In Streets:Chains:Cocktails at Callicoon Fine Arts, twenty-five-year-old Irving presents sculptures, monoprints, and a wall piece that demonstrate the artist’s mastery of his materials and deep consideration of the works’ broader cultural implications. The sculptures, made entirely of clay in various states—porcelain, stoneware, earthenware brick—and decorated with custom decals, look like they have been digested by an enormous citational gut. Styrofoam food containers and soda bottles smush together with chunks, blobs, and coils of clay. Newspaper headlines and clippings are collaged on shiny porcelain to create a chilling recount of recent and often deadly violence toward people of color. Phrases like “I am Mike,” “Killing Daily, Daily Killing” and “NO CHARGES FOR WILSON” recall the 2014 fatal shooting of African American teenager Michael Brown by white police officer Darren Wilson in Ferguson, Missouri, and the subsequent protests that were met with a militarized police response.

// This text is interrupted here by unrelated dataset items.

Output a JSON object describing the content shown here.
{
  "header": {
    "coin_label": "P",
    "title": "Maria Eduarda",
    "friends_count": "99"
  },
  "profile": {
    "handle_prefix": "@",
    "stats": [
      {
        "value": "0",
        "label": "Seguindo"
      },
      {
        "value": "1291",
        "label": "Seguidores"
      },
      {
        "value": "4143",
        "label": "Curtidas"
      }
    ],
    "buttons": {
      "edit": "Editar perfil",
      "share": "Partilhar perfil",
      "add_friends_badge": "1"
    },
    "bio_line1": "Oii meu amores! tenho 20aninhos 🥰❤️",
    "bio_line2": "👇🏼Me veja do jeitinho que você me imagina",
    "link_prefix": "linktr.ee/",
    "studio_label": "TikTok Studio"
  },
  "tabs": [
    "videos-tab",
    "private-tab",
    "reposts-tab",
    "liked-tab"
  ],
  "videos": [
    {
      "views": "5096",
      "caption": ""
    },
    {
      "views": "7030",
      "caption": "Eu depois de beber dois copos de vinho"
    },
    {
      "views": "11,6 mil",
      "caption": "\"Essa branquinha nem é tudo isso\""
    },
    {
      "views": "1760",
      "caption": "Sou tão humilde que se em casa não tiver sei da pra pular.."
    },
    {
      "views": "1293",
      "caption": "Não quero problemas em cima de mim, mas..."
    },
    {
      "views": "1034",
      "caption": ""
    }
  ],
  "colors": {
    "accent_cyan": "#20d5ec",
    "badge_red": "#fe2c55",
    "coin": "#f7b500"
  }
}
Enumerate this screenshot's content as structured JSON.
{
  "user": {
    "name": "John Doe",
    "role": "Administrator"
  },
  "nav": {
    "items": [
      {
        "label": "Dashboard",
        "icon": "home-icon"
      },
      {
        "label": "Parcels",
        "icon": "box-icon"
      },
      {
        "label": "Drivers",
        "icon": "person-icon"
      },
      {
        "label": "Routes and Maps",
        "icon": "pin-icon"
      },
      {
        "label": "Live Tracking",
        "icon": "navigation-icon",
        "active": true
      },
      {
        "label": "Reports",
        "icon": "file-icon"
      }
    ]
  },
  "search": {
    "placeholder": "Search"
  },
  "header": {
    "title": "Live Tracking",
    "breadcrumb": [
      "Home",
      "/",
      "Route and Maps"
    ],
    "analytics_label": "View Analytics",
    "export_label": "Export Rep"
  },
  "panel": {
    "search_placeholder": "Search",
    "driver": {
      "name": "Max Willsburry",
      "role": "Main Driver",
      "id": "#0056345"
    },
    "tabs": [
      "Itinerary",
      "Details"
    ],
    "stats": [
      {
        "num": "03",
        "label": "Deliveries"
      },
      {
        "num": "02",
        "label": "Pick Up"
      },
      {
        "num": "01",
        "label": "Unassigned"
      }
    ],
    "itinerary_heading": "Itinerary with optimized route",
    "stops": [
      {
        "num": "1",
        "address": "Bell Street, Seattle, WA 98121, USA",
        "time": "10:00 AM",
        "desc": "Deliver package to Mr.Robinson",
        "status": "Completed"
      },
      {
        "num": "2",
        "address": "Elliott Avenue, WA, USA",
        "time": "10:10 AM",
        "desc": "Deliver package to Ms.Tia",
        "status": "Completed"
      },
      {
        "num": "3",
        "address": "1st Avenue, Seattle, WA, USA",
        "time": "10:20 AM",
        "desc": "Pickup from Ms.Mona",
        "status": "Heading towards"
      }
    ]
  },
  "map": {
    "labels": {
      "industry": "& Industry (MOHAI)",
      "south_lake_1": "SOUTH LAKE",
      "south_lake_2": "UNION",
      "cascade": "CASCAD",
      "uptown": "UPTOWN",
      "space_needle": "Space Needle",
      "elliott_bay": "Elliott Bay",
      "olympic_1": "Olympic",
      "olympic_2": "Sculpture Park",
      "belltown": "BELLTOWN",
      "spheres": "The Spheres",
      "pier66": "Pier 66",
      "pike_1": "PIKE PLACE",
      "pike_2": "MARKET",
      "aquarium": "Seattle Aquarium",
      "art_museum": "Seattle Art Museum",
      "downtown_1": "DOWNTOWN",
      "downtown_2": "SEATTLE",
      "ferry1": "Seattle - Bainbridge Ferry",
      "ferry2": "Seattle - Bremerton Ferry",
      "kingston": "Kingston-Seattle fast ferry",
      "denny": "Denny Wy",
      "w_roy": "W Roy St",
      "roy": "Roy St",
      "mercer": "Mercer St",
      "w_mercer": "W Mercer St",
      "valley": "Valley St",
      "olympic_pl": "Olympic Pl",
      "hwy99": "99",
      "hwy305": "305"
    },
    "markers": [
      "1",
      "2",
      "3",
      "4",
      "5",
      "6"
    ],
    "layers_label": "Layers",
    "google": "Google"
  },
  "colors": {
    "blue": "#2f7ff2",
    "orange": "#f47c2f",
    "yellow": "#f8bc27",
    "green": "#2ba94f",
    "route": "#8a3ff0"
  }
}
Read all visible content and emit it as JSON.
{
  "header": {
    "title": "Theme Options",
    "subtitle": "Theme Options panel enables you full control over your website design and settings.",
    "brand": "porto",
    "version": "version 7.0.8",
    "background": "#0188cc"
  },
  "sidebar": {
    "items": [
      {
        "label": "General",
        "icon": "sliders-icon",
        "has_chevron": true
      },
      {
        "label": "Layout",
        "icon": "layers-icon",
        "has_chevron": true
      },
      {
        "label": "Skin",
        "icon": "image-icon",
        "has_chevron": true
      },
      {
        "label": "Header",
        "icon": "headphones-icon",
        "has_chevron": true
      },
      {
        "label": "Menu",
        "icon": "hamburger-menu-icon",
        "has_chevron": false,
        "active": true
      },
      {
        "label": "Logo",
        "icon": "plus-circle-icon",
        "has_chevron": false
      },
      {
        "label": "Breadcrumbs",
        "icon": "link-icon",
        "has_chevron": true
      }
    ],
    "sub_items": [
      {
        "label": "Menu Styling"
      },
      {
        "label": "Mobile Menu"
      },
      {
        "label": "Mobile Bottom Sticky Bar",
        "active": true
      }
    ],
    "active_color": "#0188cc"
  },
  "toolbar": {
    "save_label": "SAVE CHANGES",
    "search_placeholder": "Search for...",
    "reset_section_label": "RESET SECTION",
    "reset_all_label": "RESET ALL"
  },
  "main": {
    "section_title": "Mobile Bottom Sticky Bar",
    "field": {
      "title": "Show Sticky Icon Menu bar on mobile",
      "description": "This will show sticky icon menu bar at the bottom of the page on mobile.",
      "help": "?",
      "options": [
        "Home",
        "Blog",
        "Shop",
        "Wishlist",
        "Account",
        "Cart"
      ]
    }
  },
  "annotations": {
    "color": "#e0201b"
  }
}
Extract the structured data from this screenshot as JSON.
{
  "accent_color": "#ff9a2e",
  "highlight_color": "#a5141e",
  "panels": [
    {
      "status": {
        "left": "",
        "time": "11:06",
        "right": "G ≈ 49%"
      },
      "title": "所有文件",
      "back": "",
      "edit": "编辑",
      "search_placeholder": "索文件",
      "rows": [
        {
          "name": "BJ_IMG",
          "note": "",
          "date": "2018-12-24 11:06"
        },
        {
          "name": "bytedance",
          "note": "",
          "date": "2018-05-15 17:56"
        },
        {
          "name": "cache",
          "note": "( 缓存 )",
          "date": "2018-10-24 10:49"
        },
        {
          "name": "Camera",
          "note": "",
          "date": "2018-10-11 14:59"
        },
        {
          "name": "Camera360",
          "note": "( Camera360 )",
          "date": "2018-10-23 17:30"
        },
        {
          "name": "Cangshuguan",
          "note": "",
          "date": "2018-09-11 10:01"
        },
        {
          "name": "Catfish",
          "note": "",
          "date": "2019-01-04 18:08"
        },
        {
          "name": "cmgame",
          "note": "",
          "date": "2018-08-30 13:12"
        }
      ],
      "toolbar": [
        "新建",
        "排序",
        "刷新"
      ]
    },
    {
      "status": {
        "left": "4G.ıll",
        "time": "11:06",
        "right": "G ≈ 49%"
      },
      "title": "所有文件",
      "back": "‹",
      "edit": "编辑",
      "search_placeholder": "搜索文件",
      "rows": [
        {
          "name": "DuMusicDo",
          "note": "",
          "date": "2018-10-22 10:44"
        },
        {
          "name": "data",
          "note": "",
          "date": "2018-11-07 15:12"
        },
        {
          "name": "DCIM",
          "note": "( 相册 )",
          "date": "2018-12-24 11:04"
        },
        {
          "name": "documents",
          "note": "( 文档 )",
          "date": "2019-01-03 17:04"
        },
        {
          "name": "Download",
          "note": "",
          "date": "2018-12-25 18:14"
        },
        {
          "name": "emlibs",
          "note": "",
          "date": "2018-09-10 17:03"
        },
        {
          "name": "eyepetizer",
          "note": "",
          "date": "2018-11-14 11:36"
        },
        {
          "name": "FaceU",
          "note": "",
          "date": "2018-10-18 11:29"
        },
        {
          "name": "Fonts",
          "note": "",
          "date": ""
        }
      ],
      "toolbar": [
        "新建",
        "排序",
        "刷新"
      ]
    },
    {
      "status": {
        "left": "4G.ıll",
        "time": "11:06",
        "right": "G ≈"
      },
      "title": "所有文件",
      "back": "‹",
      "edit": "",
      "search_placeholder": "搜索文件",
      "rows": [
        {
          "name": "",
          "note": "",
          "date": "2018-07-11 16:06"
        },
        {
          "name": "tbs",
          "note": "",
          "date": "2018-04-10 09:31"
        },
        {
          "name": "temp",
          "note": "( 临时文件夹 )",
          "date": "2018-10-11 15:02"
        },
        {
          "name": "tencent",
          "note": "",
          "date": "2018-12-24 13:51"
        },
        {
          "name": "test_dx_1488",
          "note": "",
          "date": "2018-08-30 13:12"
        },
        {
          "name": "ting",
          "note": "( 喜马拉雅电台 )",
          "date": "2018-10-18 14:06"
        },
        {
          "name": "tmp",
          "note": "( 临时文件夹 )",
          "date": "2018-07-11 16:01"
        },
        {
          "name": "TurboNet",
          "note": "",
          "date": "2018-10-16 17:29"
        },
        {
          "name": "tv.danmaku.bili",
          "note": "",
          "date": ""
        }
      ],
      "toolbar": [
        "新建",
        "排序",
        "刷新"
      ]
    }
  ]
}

The clash of urban and rural, of “high” and “low” society, emanate from Irving’s sedimentary blocks of cultural artifacts. Embedded within the modern detritus, fragments of classic European porcelain motifs peak through. The iconic blue and white flowers popularized by Meissen—which opened in 1710 in Dresden as the first major European producer of hard-paste white porcelain that resembled the well-established Chinese versions—stands as a reminder of Western fetishization of “exotic” culture and the eighteenth-century image of Blackness. Inspired by conceptions of racial hierarchies, Meissen often included images and figurines of Africans, typically portrayed as servants. “These objects were not simply benign or frivolous but were evidence of a culture that marginalized and dominated ethnic groups in pursuit of grand economic gain,” writes Hannah Klemm, Assistant Curator of Modern and Contemporary Art at the Saint Louis Art Museum, in her compelling exhibition essay.
Irving demonstrates his understanding of his chosen material’s history while simultaneously challenging the assumed systems of value it represents. Irving titles his twelve sculptures, each roughly the size of a breadbox and sitting on either tables or pedestals, with enigmatic phrases that range from nostalgic to ominous abstractions. Patchwork, SITE SECTION, THANK YOU GRANDMA, 2017, features decals of kitschy pineapples and cherubs, easily associated with the treasures of an older generation. In Street Section—After Death (Layered Mass Never Forgotten), 2017, layered newspaper clippings plaster two halved porcelain cylinders buried on opposite ends of a chaotic mass of rough, smooth, and shattered clay, illuminated in some parts with glistening metallic luster. On top of the newspaper images is a chain-link fence graphic, which repeats on one wall bisecting the gallery space, facing the gallery’s entrance. The monotonous graphic produces an almost nauseating Op art effect and references the barriers commonly found in lower-income neighborhoods.
Waste and excess used to be markers of wealth and power. Now, with more inexpensive (and typically low-quality) products flooding urban and rural homes alike, wealth and power express themselves through another metric: visibility. The less wealth or power one has, the more waste one sees. Trash often fills the streets of lower-income neighborhoods while wealthy suburbs and urban areas enjoy a well-maintained environment. Irving collects vestiges from all levels of society—fine porcelain, cigarette butts, lotto tickets, soda bottles—and transforms them into an image of global capitalism, exploitation, and willful blindness. For decades people have ignored trash amassing in cities and nature just as people have ignored the social injustices on which modern society was built. Recently, however, we have begun to realize the devastating impact of destroying entire ecosystems and rendering invisible the oppression of a large percentage of the human population. Like an ignored kidney stone, these accumulations of social apathy will only become increasingly painful to expel. Streets:Chains:Cocktails offers a potent reminder of the need for radical change.
Streets:Chains:Cocktails is on view at Callicoon Fine Arts in New York City until October 29.